In a normal business transaction for someone's likeness and image, the amount they are paid is rationally related to the value that the person using their likeness and image expects to get from its use. I.e., they're paid what their image and likeness is worth. When Nike pays Tiger, they're not paying him for anything other than the benefit they expect their association with him to bring Nike.

In a college athletics situation, without enforcement mechanisms, one can imagine an image and likeness payment being used to hid bribery. I don't think anyone thinks a booster should be able to pay a guy $1M to go to their school (I'm using big round numbers for simplicity, no I don't think there are tons of guys out there willing to pay high school kids $1M).

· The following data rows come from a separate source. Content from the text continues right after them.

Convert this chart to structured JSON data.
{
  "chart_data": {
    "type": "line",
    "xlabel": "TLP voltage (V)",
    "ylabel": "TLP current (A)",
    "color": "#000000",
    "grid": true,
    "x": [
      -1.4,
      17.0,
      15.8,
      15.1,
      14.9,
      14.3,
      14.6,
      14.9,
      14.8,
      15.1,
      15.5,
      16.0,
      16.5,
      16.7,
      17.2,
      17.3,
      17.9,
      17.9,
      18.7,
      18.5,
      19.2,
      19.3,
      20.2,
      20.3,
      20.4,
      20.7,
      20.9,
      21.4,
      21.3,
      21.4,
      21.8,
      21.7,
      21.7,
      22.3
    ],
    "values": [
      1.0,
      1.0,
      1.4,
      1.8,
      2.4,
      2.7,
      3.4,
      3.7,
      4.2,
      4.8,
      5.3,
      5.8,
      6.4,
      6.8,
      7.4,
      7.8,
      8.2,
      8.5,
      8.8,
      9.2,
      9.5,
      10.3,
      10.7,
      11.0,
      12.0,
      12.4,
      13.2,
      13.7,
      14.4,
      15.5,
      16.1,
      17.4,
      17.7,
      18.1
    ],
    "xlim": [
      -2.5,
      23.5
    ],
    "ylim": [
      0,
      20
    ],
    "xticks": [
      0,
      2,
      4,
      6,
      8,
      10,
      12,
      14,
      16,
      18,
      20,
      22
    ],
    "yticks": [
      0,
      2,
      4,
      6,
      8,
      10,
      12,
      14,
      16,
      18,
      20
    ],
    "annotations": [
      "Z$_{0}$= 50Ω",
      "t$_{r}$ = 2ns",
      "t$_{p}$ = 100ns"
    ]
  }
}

But one could easily imagine someone making a payment to a kid for the use of their image and likeness that is far greater than what the use of their image and likeness is actually worth to essentially cover up a bribe. You say "having a top 5 star recruit endorse that business might lead to more attention on the business which would lead to more consumers." Absolutely, and the payment to the 5 star recruit should be rationally related to expected increase in business. If you expect his endorsement to get you $100k more business, pay him $100k, not $1M. But if he gets paid $1M for an anticipated $100k bump in business, we're not really talking about paying him for his image and likeness.

I just don't see how you can say "let kids get paid for their image and likeness and we don't need any rules, the market will sort it out," unless you're just fine accepting that there will be some non-zero number of instances in which bag men and boosters are paying kids "for the use of their imagine and likeness" not for bona fide business purposes (i.e. the value they expect to get from the kid's endorsement), but to bribe the kid to go to their school.